Ola Finance is Bringing Customized Lending Network to Flare Blockchain – hackernoon.com


Flare Blockchain is Expanding its DeFi Ecosystem

Flare with Ola Finance is bringing customized lending networks on Songbird – Flare’s canary network. DeFi projects building on Songbird and Flare can deploy a lending network through Ola’s protocol. The lending networks will include all F-Asset tokens like XRP, DOGE, ALGO & LTC, adding non-turing tokens to the DeFi ecosystem.

Flare is a network that combines Turing incomplete blockchains with the Ethereum Virtual Machine (EVM), allowing an asset to be included in a smart contract-enabled ecosystem. Flare is the first Layer-1 blockchain to offer trustless and safe inter-ecosystem interoperability with any other blockchain without needing the integrated chain to be modified. Flare can interface with as many blockchains as possible because of the combination of next-generation consensus, the State Connector, and the Flare Time Series Oracle, resulting in a robust cross-chain protocol that is genuinely decentralized, safe, and scalable. Flare is a united, decentralized future that is fast, low-cost, and low-carbon.


Hugo Philion, Co-Founder & CEO of Flare, said:

With TVL on Songbird reaching $120m in January, we are delighted that Ola’s lending-as-as-service solution is primed to attract even more liquidity into the Flare ecosystem. Their differentiator within DeFi lending which enables anyone to create their own branded lending network on Songbird & Flare should prove to be very powerful.

Ola Finance is a technology platform that provides its partners with lending-as-a-service. While the protocol is used to establish the loan network, its partners become the owners of the network once it is implemented.
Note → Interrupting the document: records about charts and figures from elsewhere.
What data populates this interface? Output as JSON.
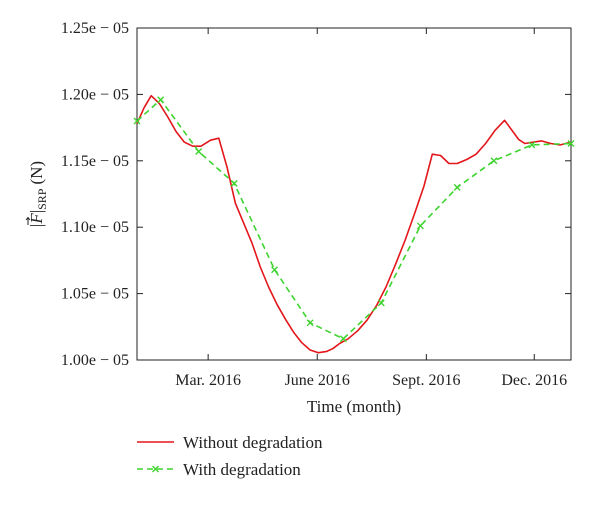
{
  "chart_data": {
    "type": "line",
    "title": "",
    "xlabel": "Time (month)",
    "ylabel": "|F|SRP (N)",
    "ylabel_main": "|",
    "ylabel_F": "F",
    "ylabel_bar": "|",
    "ylabel_sub": "SRP",
    "ylabel_unit": "(N)",
    "xlim": [
      "2016-01-01",
      "2017-01-01"
    ],
    "ylim": [
      1e-05,
      1.25e-05
    ],
    "yticks": [
      1e-05,
      1.05e-05,
      1.1e-05,
      1.15e-05,
      1.2e-05,
      1.25e-05
    ],
    "ytick_labels": [
      "1.00e − 05",
      "1.05e − 05",
      "1.10e − 05",
      "1.15e − 05",
      "1.20e − 05",
      "1.25e − 05"
    ],
    "xticks": [
      "2016-03-01",
      "2016-06-01",
      "2016-09-01",
      "2016-12-01"
    ],
    "xtick_labels": [
      "Mar. 2016",
      "June 2016",
      "Sept. 2016",
      "Dec. 2016"
    ],
    "grid": false,
    "legend_position": "below",
    "series": [
      {
        "name": "Without degradation",
        "color": "#e3161b",
        "style": "solid",
        "marker": "none",
        "x": [
          "2016-01-01",
          "2016-01-07",
          "2016-01-13",
          "2016-01-20",
          "2016-01-27",
          "2016-02-03",
          "2016-02-10",
          "2016-02-17",
          "2016-02-24",
          "2016-03-03",
          "2016-03-10",
          "2016-03-17",
          "2016-03-24",
          "2016-03-31",
          "2016-04-07",
          "2016-04-14",
          "2016-04-21",
          "2016-04-28",
          "2016-05-05",
          "2016-05-12",
          "2016-05-19",
          "2016-05-26",
          "2016-06-02",
          "2016-06-09",
          "2016-06-14",
          "2016-06-20",
          "2016-06-27",
          "2016-07-05",
          "2016-07-13",
          "2016-07-21",
          "2016-07-29",
          "2016-08-06",
          "2016-08-14",
          "2016-08-22",
          "2016-08-30",
          "2016-09-06",
          "2016-09-13",
          "2016-09-20",
          "2016-09-27",
          "2016-10-05",
          "2016-10-13",
          "2016-10-21",
          "2016-10-29",
          "2016-11-06",
          "2016-11-13",
          "2016-11-18",
          "2016-11-23",
          "2016-11-30",
          "2016-12-07",
          "2016-12-15",
          "2016-12-23",
          "2017-01-01"
        ],
        "y": [
          1.178e-05,
          1.19e-05,
          1.199e-05,
          1.193e-05,
          1.183e-05,
          1.172e-05,
          1.164e-05,
          1.161e-05,
          1.161e-05,
          1.1655e-05,
          1.167e-05,
          1.145e-05,
          1.118e-05,
          1.103e-05,
          1.088e-05,
          1.07e-05,
          1.055e-05,
          1.042e-05,
          1.031e-05,
          1.021e-05,
          1.013e-05,
          1.0075e-05,
          1.0055e-05,
          1.0065e-05,
          1.0085e-05,
          1.0125e-05,
          1.016e-05,
          1.022e-05,
          1.03e-05,
          1.041e-05,
          1.055e-05,
          1.072e-05,
          1.09e-05,
          1.11e-05,
          1.131e-05,
          1.155e-05,
          1.154e-05,
          1.148e-05,
          1.148e-05,
          1.151e-05,
          1.155e-05,
          1.163e-05,
          1.173e-05,
          1.1805e-05,
          1.172e-05,
          1.166e-05,
          1.163e-05,
          1.164e-05,
          1.165e-05,
          1.163e-05,
          1.162e-05,
          1.164e-05
        ]
      },
      {
        "name": "With degradation",
        "color": "#3ed42f",
        "style": "dashed",
        "marker": "x",
        "x": [
          "2016-01-01",
          "2016-01-21",
          "2016-02-22",
          "2016-03-23",
          "2016-04-26",
          "2016-05-26",
          "2016-06-23",
          "2016-07-25",
          "2016-08-27",
          "2016-09-27",
          "2016-10-28",
          "2016-11-29",
          "2017-01-01"
        ],
        "y": [
          1.18e-05,
          1.196e-05,
          1.157e-05,
          1.133e-05,
          1.068e-05,
          1.028e-05,
          1.016e-05,
          1.043e-05,
          1.101e-05,
          1.13e-05,
          1.15e-05,
          1.162e-05,
          1.163e-05
        ]
      }
    ]
  }
}
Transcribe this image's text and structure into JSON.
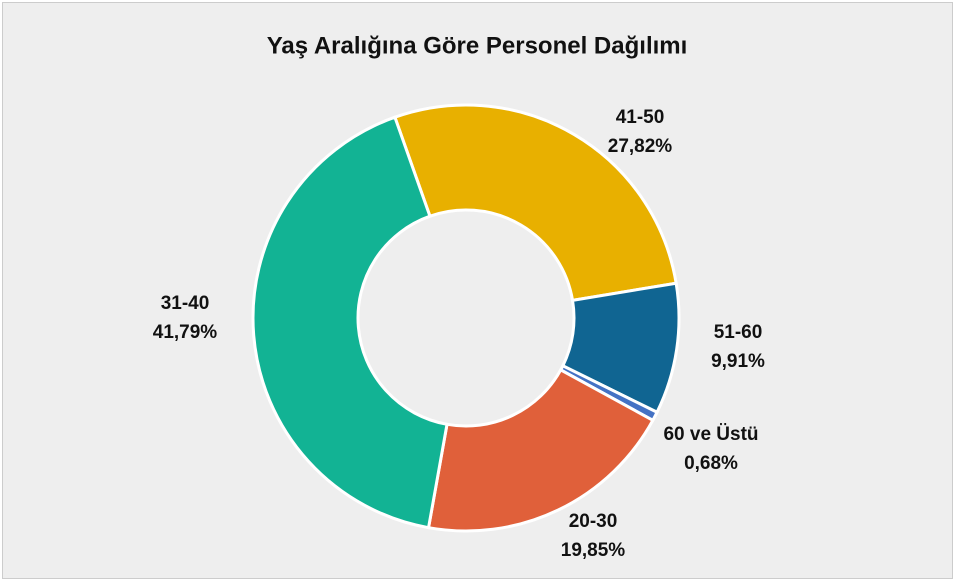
{
  "chart_data": {
    "type": "donut",
    "title": "Yaş Aralığına Göre Personel Dağılımı",
    "categories": [
      "41-50",
      "51-60",
      "60 ve Üstü",
      "20-30",
      "31-40"
    ],
    "values": [
      27.82,
      9.91,
      0.68,
      19.85,
      41.79
    ],
    "value_labels": [
      "27,82%",
      "9,91%",
      "0,68%",
      "19,85%",
      "41,79%"
    ],
    "colors": [
      "#e8b000",
      "#106592",
      "#4472c4",
      "#e0603a",
      "#12b394"
    ]
  }
}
Ola has created loan networks for partners like SpiritSwap on Fantom, ApeSwap on Binance Smart Chain, and Fuse Network, with $48 million in value locked. It provides these communities with borrowing/lending services and all of the advantages of having their own Lending Network without having to devote resources to building one.

Understanding Crypto based Lending Protocols

The virtual currency industry has grown to be worth $3 trillion. There have been significant breakthroughs in the bitcoin field during the last decade. The decentralized finance (DeFi) area is one of the most recent inventions.
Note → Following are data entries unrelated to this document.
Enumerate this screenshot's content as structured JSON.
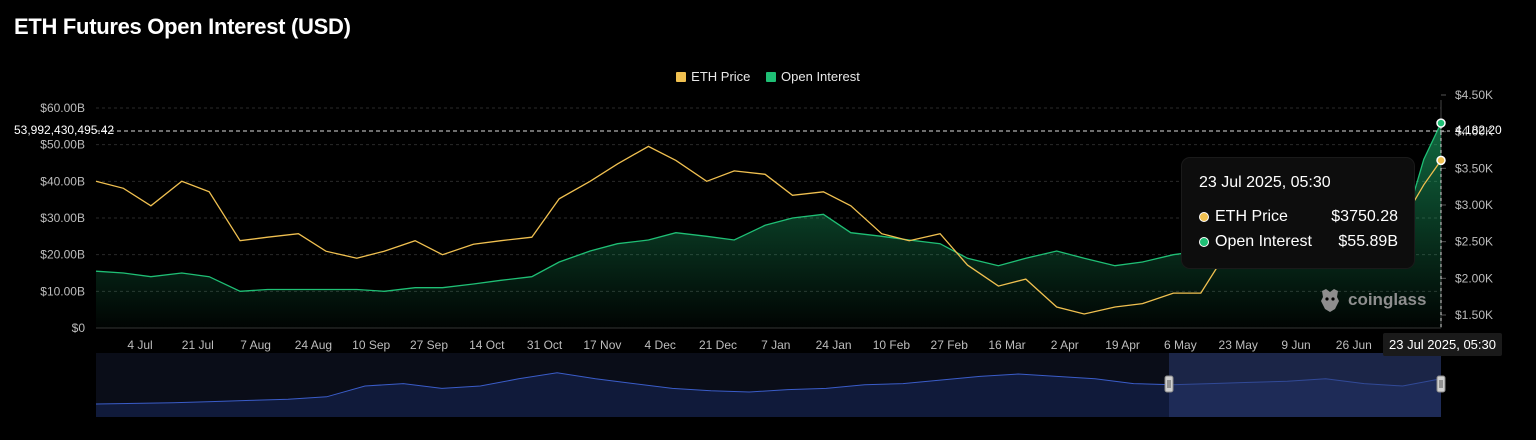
{
  "page": {
    "title": "ETH Futures Open Interest (USD)"
  },
  "legend": [
    {
      "label": "ETH Price",
      "color": "#f0c050"
    },
    {
      "label": "Open Interest",
      "color": "#1fbf75"
    }
  ],
  "tooltip": {
    "title": "23 Jul 2025, 05:30",
    "rows": [
      {
        "label": "ETH Price",
        "value": "$3750.28"
      },
      {
        "label": "Open Interest",
        "value": "$55.89B"
      }
    ]
  },
  "crosshair": {
    "left_value": "53,992,430,495.42",
    "right_value": "4,182.20",
    "x_label": "23 Jul 2025, 05:30"
  },
  "watermark": {
    "text": "coinglass",
    "icon": "coinglass-logo-icon"
  },
  "colors": {
    "price": "#f0c050",
    "oi": "#1fbf75",
    "navigator": "#2a3a70"
  },
  "chart_data": {
    "type": "line",
    "title": "ETH Futures Open Interest (USD)",
    "x_ticks": [
      "4 Jul",
      "21 Jul",
      "7 Aug",
      "24 Aug",
      "10 Sep",
      "27 Sep",
      "14 Oct",
      "31 Oct",
      "17 Nov",
      "4 Dec",
      "21 Dec",
      "7 Jan",
      "24 Jan",
      "10 Feb",
      "27 Feb",
      "16 Mar",
      "2 Apr",
      "19 Apr",
      "6 May",
      "23 May",
      "9 Jun",
      "26 Jun"
    ],
    "y_left": {
      "ticks": [
        "$0",
        "$10.00B",
        "$20.00B",
        "$30.00B",
        "$40.00B",
        "$50.00B",
        "$60.00B"
      ],
      "range": [
        0,
        60
      ]
    },
    "y_right": {
      "ticks": [
        "$1.50K",
        "$2.00K",
        "$2.50K",
        "$3.00K",
        "$3.50K",
        "$4.00K",
        "$4.50K"
      ],
      "range": [
        1350,
        4500
      ]
    },
    "dates": [
      "2024-06-26",
      "2024-07-04",
      "2024-07-12",
      "2024-07-21",
      "2024-07-29",
      "2024-08-07",
      "2024-08-15",
      "2024-08-24",
      "2024-09-01",
      "2024-09-10",
      "2024-09-18",
      "2024-09-27",
      "2024-10-05",
      "2024-10-14",
      "2024-10-22",
      "2024-10-31",
      "2024-11-08",
      "2024-11-17",
      "2024-11-25",
      "2024-12-04",
      "2024-12-12",
      "2024-12-21",
      "2024-12-29",
      "2025-01-07",
      "2025-01-15",
      "2025-01-24",
      "2025-02-01",
      "2025-02-10",
      "2025-02-18",
      "2025-02-27",
      "2025-03-07",
      "2025-03-16",
      "2025-03-24",
      "2025-04-02",
      "2025-04-10",
      "2025-04-19",
      "2025-04-27",
      "2025-05-06",
      "2025-05-14",
      "2025-05-23",
      "2025-05-31",
      "2025-06-09",
      "2025-06-17",
      "2025-06-26",
      "2025-07-04",
      "2025-07-12",
      "2025-07-18",
      "2025-07-23"
    ],
    "series": [
      {
        "name": "ETH Price",
        "axis": "right",
        "values": [
          3450,
          3350,
          3100,
          3450,
          3300,
          2600,
          2650,
          2700,
          2450,
          2350,
          2450,
          2600,
          2400,
          2550,
          2600,
          2650,
          3200,
          3450,
          3700,
          3950,
          3750,
          3450,
          3600,
          3550,
          3250,
          3300,
          3100,
          2700,
          2600,
          2700,
          2250,
          1950,
          2050,
          1650,
          1550,
          1650,
          1700,
          1850,
          1850,
          2550,
          2600,
          2600,
          2450,
          2450,
          2600,
          2900,
          3400,
          3750.28
        ]
      },
      {
        "name": "Open Interest",
        "axis": "left",
        "values": [
          15.5,
          15,
          14,
          15,
          14,
          10,
          10.5,
          10.5,
          10.5,
          10.5,
          10,
          11,
          11,
          12,
          13,
          14,
          18,
          21,
          23,
          24,
          26,
          25,
          24,
          28,
          30,
          31,
          26,
          25,
          24,
          23,
          19,
          17,
          19,
          21,
          19,
          17,
          18,
          20,
          21,
          25,
          25,
          24,
          22,
          22,
          23,
          27,
          46,
          55.89
        ]
      }
    ]
  },
  "navigator": {
    "values": [
      5,
      5.5,
      6,
      7,
      8,
      9,
      11,
      20,
      22,
      18,
      20,
      26,
      31,
      26,
      22,
      18,
      16,
      15,
      17,
      18,
      21,
      22,
      25,
      28,
      30,
      28,
      26,
      22,
      21,
      22,
      23,
      24,
      26,
      22,
      20,
      26
    ]
  }
}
Within the cryptocurrency realm, DeFi is one of the fastest-growing areas. It provides a wide range of services to bitcoin investors and other market participants. Lending platforms or protocols enable DeFi lending to take place. These services provide trustless cryptocurrency loans by allowing the holders to invest their coins in DeFi lending platforms for lending purposes.


A borrower may take out a loan via the DeFi platform, allowing the lender to collect interest after repaid. The loan procedure is completed without the use of intermediaries from beginning to end.

A coin holder uses a smart contract to transfer the tokens they want to lend into a pool. When coins are submitted to a smart contract, they become accessible for borrowing by other users. After that, the smart contract generates tokens (typically the platform’s native token), which are sent to the lender automatically. In addition to the underlying assets that were given to the smart contract, the tokens may be redeemed later.

Almost all loans made using native tokens are backed by collateral. Users who want to borrow money will be required to offer a guarantee. Unlike the traditional banking system, the guarantee in the DeFi space is in the form of cryptocurrencies that are worth more than the loan itself.

This approach may seem nonsensical on paper since the borrower may earn the funds by selling their assets in the first instance. DeFi borrowing, on the other hand, makes sense for a variety of reasons.

For instance, users may want cash to cover unanticipated bills, but they do not plan to sell their holdings since they think the assets will appreciate in value in the future. Furthermore, users may dodge or postpone paying capital gains taxes on their cryptocurrencies by borrowing money using DeFi protocols. Individuals may also boost their leverage on specific trading positions by borrowing cash from the DeFi protocols.